After nearly a decade in the sector, it is assumed that certain concepts are widely understood. Stablecoins are one of them. They are foundational to how digital markets function, used by more than 200mn active addresses globally. Yet a recent question from a colleague forced a reset of that assumption, not about what stablecoins are, but why they exist, how they maintain their peg, and how the issuers actually make money. These questions are worth revisiting because stablecoins are no longer a niche tool; they have become the primary settlement layer for the global economy, processing a record $33tn in transaction volume in 2025.
The Mechanics Of Stablecoins: Why The "Digital Dollar" Now Anchors Global Debt
Solving for volatility at scale
Stablecoins exist to solve a practical problem: volatility. By maintaining a value close to one US dollar, they allow users to transact on blockchains without exposing themselves to constant price swings. That simple feature has unlocked a massive throughput that now rivals traditional card networks. As we noted in our coverage of the ECB’s warning on Treasury market "capture," stablecoins are now operating as a parallel settlement layer that runs 24/7, independently of banking hours.

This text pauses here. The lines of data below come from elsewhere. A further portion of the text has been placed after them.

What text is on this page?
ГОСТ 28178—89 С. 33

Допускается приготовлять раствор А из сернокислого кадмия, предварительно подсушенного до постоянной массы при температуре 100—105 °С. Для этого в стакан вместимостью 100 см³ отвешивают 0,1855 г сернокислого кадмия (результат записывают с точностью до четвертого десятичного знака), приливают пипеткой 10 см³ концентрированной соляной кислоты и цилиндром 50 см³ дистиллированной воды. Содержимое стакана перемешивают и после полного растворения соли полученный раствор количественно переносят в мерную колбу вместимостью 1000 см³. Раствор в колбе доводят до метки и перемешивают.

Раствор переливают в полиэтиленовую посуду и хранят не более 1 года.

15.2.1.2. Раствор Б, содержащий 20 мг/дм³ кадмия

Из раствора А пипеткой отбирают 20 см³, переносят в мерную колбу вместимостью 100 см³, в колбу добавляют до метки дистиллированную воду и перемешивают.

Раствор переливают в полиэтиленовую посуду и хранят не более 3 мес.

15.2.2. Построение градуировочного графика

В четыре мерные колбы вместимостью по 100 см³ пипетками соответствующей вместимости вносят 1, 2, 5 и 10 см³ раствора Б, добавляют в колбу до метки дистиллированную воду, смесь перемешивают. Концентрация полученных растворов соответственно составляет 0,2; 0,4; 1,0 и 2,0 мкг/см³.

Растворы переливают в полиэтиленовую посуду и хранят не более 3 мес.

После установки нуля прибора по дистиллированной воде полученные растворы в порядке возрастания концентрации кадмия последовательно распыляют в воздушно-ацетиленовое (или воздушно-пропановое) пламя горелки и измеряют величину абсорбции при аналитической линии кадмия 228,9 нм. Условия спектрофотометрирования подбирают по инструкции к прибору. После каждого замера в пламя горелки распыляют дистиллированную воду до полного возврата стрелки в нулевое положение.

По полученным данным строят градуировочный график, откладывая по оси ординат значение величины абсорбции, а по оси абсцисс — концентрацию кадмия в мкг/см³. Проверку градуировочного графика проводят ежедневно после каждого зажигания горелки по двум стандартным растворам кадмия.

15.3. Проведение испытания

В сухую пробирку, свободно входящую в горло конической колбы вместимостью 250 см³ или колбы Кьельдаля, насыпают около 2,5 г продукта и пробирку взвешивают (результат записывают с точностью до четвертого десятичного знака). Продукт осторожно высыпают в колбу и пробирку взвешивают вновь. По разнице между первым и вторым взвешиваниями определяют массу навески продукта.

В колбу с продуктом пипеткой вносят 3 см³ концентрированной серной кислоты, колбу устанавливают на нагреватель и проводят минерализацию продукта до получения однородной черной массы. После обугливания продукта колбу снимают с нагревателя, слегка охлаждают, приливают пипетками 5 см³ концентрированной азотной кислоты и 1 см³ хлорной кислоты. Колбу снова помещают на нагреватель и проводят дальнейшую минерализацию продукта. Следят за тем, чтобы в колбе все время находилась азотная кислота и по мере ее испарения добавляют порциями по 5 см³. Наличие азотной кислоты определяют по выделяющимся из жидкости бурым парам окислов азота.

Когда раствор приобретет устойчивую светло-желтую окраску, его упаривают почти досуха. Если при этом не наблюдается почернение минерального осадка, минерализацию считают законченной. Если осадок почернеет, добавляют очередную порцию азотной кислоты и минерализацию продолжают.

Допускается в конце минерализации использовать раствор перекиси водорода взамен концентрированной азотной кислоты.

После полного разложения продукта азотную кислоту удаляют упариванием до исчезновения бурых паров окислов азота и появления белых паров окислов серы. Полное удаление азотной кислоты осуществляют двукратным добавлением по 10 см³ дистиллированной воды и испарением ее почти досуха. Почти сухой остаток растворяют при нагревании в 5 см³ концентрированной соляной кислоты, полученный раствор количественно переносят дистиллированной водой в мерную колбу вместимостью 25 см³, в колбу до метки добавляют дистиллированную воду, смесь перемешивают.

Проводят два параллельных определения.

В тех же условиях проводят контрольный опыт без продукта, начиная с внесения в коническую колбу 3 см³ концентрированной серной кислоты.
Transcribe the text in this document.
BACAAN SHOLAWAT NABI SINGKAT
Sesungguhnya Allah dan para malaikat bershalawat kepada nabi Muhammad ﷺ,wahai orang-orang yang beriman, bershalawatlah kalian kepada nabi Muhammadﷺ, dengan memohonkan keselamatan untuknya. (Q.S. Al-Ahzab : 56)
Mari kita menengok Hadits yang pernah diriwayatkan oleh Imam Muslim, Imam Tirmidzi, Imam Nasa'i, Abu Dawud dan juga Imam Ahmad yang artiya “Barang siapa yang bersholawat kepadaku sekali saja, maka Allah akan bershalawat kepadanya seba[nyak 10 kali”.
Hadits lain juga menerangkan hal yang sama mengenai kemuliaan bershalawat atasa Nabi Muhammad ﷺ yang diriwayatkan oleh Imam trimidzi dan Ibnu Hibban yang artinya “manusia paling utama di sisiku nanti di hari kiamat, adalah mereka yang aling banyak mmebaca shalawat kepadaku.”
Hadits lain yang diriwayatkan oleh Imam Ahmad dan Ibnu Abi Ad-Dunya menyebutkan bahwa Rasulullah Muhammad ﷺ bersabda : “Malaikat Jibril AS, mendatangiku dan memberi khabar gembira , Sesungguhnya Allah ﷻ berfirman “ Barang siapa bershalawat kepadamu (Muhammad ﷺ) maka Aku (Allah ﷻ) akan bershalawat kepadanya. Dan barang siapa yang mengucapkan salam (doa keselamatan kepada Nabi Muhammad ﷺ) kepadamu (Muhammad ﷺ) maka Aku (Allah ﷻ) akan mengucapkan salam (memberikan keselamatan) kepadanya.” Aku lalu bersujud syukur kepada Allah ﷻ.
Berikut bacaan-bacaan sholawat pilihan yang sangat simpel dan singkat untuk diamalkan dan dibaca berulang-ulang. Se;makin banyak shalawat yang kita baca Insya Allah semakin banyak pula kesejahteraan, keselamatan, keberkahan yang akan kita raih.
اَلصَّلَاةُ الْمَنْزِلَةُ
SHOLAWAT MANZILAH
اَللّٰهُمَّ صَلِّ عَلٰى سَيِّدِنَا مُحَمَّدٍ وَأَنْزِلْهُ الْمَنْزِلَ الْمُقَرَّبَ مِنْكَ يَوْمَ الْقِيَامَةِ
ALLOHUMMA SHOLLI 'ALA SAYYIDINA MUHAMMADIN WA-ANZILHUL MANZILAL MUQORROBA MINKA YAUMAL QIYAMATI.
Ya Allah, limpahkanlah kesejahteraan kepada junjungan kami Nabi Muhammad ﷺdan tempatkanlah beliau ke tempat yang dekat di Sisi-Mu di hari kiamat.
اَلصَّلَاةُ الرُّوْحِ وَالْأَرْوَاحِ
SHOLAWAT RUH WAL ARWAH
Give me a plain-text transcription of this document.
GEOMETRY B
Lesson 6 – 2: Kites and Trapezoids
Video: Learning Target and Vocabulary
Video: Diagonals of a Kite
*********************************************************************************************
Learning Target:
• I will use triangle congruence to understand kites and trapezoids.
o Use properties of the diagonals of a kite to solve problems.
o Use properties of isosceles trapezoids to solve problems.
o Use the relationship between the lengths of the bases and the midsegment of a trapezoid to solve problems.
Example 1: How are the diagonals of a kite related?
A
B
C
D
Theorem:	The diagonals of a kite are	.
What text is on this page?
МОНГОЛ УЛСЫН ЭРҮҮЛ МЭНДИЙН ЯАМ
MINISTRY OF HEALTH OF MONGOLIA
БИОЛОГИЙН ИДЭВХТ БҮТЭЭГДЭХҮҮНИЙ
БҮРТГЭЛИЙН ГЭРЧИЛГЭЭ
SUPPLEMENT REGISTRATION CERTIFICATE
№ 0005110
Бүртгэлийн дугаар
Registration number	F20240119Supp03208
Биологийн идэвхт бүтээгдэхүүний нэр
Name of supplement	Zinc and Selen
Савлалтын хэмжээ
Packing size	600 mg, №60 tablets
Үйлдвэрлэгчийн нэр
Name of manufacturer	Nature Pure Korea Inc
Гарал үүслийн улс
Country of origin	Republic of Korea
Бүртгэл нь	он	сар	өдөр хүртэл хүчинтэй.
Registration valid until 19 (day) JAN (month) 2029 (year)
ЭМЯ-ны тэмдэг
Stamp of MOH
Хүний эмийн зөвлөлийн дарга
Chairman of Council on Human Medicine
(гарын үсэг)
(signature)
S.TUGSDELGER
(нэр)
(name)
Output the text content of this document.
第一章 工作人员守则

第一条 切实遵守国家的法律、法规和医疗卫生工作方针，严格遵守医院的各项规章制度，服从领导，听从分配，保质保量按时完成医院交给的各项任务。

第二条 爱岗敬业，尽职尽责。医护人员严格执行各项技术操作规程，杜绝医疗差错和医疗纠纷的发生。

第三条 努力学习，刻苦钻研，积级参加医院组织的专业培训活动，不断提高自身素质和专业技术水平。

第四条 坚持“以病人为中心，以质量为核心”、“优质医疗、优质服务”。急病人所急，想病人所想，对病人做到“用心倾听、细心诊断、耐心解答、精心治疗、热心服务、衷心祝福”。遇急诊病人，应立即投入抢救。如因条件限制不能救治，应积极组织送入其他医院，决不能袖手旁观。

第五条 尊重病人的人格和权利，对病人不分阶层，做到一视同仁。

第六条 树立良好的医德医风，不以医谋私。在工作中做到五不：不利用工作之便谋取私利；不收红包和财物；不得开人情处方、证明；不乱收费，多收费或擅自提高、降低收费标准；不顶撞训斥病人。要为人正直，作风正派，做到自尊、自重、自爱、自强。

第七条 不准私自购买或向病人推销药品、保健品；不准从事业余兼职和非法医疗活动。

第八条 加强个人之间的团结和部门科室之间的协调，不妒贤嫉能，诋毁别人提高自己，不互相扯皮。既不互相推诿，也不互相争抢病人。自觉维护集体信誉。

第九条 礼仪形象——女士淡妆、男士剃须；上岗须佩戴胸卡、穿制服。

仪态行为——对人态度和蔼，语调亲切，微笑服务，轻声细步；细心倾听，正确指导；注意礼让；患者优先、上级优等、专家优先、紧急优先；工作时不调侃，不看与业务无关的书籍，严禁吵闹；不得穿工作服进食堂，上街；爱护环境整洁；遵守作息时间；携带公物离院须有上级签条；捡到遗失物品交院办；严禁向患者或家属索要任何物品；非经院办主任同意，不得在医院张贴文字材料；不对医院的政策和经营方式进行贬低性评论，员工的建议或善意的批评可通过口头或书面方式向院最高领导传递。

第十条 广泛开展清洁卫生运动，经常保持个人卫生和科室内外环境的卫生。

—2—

In trading, stablecoins function as the "base currency" for pricing risk. Most pairs are quoted against USDT, making it the unit of account for the entire ecosystem. While USDC has become the high-velocity collateral of choice for DeFi and institutional settlement, USDT remains the dominant "store of value" in high-inflation economies. A useful way to think about this is the casino analogy: stablecoins are like casino chips. They represent a dollar, but they let you move freely inside the digital "casino" to interact with smart contracts, lending pools, and prediction markets like those currently being eyed by Goldman Sachs.
The redeemability anchor
The reason stablecoins can maintain this peg comes down to redeemability. At its core, a fiat-backed stablecoin is a promise: one token equals one dollar. This isn't based on hope; it’s based on a contractual obligation to exchange the token at par. This redeemability creates an arbitrage floor. If a token trades below $1.00, market participants buy it and redeem it with the issuer for a full dollar, shrinking supply and pushing the price back up.
Since the passage of the GENIUS Act in July 2025, this "promise" is now a federal mandate for US-regulated issuers. The law requires 1:1 backing in high-quality liquid assets, primarily US Treasury bills. This has effectively turned stablecoin issuers into some of the largest holders of US sovereign debt, a shift that Washington is currently trying to tax and regulate as these entities begin to behave like "shadow" central banks.
Tether: The $181bn powerhouse
Tether (USDT) remains the apex predator of this model. It creates tokens when large participants deposit dollars, which Tether then invests in interest-bearing instruments. According to its Q4 2025 disclosures, Tether now oversees $181.2bn in total assets against liabilities of $174.4bn.
Crucially, Tether does not pay interest to USDT holders. Instead, the yield generated by its $135bn Treasury portfolio accrues directly to the company. In a high-rate environment, this has made Tether one of the most profitable businesses per employee in financial history. The company has used these profits to overcollateralize its reserves, holding 96,000 BTC and 116 tons of gold. This "yield-on-reserve" model is increasingly being emulated by other listed entities, such as Riot Platforms' shift into data centre leasing, as the industry moves from pure "mining" toward asset-backed infrastructure.
The intermediary era
Tether and its peers now function as financial intermediaries between the legacy banking system and the blockchain. They convert fiat into a programmable, high-velocity instrument that can interact with exchanges and smart contracts without re-entering the banking system.
As the SEC begins to grant utility status to tokens like MegPrime, we are seeing the emergence of a clear regulatory path for these digital dollars. Stablecoins may look simple on the surface, but they sit at the intersection of payments, markets, and monetary mechanics, quietly doing the heavy lifting that makes the $33tn digital economy function.